A lot of the industry coverage about compliance and standards treats them as a burden or an annoyance, but I took the opposite view. As an industry we need to embrace them, not fight them – since they’re going to happen anyway. The NIS Directive and GDPR were just the start. There will be lots more regulations and laws put in place so Governments and citizens can have better confidence in the safety of the internet.

A plane doesn’t fly in isolation; it’s part of a broader system that includes air traffic control, to ensure the flight is safe. Infosecurity Magazine’s report of my presentation noted the contrast with practices in the technology industry. “We launch things on the internet and hope they will work and if they don’t, we fix the problem in the next release. You cannot do that at 10,000 feet.”

The audience at BSides Belfast was young, and I spoke about how our passion for technology has got us to where we are today. The internet is middle aged; cybersecurity is still a teenager. Now it’s time to mature and grow up.

Actions for cybersecurity professionals: best practice cybersecurity

Thinking back on the presentation while I drove home from the conference, I thought of some advice. I believe there are several clear actions that technology and security professionals can take to make improvements in their own organisations and, more broadly, in business and society. This will ensure best practice cybersecurity all-round. 

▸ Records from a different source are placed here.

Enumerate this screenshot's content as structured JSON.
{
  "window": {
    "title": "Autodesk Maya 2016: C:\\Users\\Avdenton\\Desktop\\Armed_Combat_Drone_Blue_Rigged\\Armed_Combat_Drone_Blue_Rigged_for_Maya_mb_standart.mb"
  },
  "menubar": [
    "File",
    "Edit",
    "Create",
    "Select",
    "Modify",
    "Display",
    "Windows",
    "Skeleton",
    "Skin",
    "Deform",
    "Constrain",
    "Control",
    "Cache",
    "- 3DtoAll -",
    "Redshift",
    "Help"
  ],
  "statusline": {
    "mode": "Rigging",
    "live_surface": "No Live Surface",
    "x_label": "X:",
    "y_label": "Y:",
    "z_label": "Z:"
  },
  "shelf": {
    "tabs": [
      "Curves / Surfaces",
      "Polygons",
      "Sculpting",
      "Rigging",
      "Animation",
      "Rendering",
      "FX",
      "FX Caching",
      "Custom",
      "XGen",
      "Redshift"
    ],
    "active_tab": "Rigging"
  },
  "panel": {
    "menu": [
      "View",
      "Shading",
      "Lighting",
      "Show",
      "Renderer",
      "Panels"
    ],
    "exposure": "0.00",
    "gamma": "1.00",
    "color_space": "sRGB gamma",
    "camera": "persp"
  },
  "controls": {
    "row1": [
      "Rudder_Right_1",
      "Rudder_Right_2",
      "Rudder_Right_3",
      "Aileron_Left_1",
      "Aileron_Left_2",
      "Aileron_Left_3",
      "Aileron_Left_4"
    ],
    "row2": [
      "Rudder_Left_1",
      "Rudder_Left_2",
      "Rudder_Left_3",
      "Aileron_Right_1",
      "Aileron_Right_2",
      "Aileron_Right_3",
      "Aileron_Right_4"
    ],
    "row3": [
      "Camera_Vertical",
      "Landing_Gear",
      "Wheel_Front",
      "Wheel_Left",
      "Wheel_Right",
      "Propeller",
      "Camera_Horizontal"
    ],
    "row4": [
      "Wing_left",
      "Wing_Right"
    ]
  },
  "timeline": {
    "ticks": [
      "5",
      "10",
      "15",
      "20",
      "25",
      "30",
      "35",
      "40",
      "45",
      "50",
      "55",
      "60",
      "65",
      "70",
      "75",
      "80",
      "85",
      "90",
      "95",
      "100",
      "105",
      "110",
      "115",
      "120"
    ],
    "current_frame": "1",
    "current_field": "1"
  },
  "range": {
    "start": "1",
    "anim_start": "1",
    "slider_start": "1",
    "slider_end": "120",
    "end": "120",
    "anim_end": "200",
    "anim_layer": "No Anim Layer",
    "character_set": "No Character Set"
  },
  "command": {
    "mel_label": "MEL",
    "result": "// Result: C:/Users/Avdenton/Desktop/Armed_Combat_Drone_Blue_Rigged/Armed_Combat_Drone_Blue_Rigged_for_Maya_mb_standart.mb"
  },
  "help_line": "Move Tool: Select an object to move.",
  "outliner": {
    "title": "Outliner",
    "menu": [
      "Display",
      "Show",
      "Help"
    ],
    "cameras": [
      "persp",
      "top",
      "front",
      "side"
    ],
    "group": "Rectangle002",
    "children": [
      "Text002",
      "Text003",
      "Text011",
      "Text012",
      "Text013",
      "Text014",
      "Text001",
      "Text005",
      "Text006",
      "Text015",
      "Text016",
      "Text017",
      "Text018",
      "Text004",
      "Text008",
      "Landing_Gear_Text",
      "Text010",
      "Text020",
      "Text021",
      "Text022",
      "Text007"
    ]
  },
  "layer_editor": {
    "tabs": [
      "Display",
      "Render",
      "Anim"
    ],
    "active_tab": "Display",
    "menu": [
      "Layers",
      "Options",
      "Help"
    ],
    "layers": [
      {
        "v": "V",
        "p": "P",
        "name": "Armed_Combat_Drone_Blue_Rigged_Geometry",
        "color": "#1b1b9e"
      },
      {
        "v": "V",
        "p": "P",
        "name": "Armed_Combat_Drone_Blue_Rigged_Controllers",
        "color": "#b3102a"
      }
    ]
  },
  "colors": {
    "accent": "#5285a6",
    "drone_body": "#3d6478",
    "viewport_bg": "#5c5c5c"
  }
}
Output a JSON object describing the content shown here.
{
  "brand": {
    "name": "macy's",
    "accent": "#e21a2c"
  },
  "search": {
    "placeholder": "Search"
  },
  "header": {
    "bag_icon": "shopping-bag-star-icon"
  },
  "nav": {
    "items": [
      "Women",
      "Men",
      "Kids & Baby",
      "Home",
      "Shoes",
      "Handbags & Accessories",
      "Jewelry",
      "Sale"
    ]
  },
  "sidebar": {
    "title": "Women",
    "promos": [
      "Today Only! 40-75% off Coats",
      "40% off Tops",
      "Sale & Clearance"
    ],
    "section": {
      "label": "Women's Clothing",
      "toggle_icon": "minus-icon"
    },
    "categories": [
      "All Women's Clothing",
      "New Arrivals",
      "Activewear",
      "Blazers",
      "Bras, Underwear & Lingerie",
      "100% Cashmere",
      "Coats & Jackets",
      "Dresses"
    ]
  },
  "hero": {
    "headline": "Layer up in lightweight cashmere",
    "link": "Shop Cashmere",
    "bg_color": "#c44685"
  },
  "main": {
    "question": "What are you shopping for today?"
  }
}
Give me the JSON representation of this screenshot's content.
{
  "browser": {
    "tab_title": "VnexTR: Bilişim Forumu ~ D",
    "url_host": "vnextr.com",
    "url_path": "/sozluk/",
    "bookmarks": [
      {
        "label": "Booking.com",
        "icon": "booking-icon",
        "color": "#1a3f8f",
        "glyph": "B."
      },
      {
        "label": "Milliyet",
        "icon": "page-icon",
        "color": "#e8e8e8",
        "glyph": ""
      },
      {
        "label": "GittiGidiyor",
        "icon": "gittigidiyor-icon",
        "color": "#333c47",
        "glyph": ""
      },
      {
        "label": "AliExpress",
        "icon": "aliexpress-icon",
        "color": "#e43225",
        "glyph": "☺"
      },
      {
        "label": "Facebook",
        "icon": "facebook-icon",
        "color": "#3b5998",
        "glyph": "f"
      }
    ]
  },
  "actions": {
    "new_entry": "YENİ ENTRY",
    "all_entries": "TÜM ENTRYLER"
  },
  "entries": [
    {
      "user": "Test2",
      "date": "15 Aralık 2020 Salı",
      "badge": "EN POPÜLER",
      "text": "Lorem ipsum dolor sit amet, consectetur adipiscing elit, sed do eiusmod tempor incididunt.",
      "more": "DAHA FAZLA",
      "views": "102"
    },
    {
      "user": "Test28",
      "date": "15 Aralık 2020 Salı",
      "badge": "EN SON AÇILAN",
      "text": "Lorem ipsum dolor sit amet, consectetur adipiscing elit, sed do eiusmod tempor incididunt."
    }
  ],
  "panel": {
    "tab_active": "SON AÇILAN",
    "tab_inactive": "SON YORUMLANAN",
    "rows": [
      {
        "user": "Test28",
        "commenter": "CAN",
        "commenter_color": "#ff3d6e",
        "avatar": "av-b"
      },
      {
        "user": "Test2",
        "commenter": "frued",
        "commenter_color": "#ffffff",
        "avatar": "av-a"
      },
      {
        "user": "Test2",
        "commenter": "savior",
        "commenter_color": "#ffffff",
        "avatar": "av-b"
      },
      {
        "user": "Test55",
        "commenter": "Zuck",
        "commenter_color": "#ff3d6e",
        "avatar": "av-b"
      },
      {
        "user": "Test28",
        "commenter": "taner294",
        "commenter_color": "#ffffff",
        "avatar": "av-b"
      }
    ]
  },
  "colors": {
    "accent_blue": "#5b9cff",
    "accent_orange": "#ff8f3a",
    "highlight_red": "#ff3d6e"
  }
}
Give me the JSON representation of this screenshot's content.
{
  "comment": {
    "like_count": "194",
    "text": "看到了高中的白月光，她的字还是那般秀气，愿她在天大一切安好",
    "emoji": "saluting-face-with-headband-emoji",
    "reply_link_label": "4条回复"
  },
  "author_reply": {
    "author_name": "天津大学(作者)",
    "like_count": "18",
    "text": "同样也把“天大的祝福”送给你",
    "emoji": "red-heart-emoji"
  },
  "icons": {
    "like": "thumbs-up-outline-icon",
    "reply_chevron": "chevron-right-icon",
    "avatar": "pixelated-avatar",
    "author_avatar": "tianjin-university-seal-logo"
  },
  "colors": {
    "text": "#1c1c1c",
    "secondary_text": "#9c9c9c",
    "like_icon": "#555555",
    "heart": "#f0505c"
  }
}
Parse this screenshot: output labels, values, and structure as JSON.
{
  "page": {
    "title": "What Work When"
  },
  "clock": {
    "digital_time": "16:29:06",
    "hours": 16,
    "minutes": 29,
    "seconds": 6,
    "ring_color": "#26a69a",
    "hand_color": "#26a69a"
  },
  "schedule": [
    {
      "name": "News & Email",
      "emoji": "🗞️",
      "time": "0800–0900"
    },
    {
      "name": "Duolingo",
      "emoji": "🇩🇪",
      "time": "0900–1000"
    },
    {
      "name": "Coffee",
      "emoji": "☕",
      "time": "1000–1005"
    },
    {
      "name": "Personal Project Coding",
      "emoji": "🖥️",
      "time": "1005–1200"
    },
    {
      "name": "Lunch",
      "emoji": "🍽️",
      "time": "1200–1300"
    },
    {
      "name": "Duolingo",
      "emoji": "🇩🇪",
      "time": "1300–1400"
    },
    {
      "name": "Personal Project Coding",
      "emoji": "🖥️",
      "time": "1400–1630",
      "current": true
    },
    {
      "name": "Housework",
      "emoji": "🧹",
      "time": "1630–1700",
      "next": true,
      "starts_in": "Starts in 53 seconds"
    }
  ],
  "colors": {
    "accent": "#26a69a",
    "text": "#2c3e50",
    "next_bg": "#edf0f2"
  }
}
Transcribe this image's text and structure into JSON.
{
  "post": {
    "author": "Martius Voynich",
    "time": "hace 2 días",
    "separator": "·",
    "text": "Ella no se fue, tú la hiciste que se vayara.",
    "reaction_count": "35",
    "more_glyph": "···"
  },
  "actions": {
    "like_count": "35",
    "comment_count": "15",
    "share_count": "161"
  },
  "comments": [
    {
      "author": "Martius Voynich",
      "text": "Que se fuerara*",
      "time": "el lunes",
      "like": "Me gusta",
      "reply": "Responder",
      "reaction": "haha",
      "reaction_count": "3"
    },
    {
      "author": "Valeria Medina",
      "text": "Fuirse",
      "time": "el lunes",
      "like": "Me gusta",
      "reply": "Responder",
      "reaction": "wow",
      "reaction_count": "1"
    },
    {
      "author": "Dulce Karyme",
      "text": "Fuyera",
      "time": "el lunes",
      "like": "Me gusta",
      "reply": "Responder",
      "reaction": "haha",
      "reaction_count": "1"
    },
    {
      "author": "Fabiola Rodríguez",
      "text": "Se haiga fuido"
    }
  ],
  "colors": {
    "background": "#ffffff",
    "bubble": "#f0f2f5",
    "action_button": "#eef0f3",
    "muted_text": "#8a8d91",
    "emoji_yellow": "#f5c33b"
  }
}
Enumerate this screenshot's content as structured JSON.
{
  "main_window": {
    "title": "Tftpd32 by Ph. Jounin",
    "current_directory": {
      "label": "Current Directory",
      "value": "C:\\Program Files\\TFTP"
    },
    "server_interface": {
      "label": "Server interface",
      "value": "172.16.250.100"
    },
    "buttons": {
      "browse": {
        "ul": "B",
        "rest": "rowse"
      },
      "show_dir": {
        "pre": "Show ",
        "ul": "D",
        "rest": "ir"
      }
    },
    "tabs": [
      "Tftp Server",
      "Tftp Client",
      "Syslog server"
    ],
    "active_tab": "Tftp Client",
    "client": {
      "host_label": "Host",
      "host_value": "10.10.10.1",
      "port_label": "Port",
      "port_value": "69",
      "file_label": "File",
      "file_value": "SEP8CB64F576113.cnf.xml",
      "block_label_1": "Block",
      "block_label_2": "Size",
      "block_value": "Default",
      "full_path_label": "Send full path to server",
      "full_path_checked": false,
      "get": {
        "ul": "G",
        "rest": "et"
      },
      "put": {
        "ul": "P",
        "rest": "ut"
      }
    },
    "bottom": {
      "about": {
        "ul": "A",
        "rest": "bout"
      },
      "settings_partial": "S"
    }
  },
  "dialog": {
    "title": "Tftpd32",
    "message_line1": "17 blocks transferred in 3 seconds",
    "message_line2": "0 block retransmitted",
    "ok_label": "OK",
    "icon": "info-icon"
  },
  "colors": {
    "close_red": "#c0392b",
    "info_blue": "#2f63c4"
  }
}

1. Engage with the business

Security professionals need to engage with the business, understand its risks, and consequently its needs around security. To make sure the security solutions in place are there to help the business rather than hinder how it works and provide support to help it get there.

2. Improve accountability

Greater professionalism in the industry means not just certificates – although that’s part of it. If I call a plumber or electrician, they have to be licensed, trained and qualified. When hiring an IT role, anyone can pass themselves off as a security expert. Many do, but there’s no accountability when they give the wrong advice.

3. Lead from the front

Coach and encourage others to come into the profession. I strongly believe that diversity of backgrounds, experiences and thoughts is vital to help the industry. If you’re a leader in cybersecurity, you need to lead from the front and not the back. That means engaging with colleagues, stakeholders, senior management or, in some cases, policy makers. If public speaking or report writing is not your core skill, then you acquire them. That can be through coaching to apply those skills in your role.  Alternatively, recognising the diversity of abilities in your team and promoting someone who can do those jobs.

4. Encourage diversity

We should look in other disciplines for the skills we need in security. Good-quality design and UX development skills are available across the industry. Good communicators might come from HR or customer facing roles in the hospitality sector, PR or marketing. All could be people we bring in to the industry who could help. 

5. Understand your audience

When it comes to communications and security awareness training, our audience will vary. This will be by age profile, technical capabilities and business responsibility. All will be busy individuals who are having to sit on compliance training. That means we need to make the most of whatever precious time we get with those individuals. That requires people who can craft messages that will resonate with that audience.

6. Improve usability

When I look at many tech startups, and even traditional businesses, many of the people in charge are men. They may be very technical but there are other areas that we need, like usability. Take PGP, for example; it’s great for providing secure email but it’s hard to use. As a result, few ordinary office workers have taken time from their roles to understand how it works. The lesson here is, we need to ensure the solutions we put in place are applicable and understandable to those who will be using it.

As an industry and a profession, we need to think about how we show things on screens. We need to make technology more usable so that security becomes something invisible, in the background, that the user doesn’t need to worry about. When I board a plane, I don’t need to worry about the last time it was patched; let’s try not to put the onus of securing our systems on the users.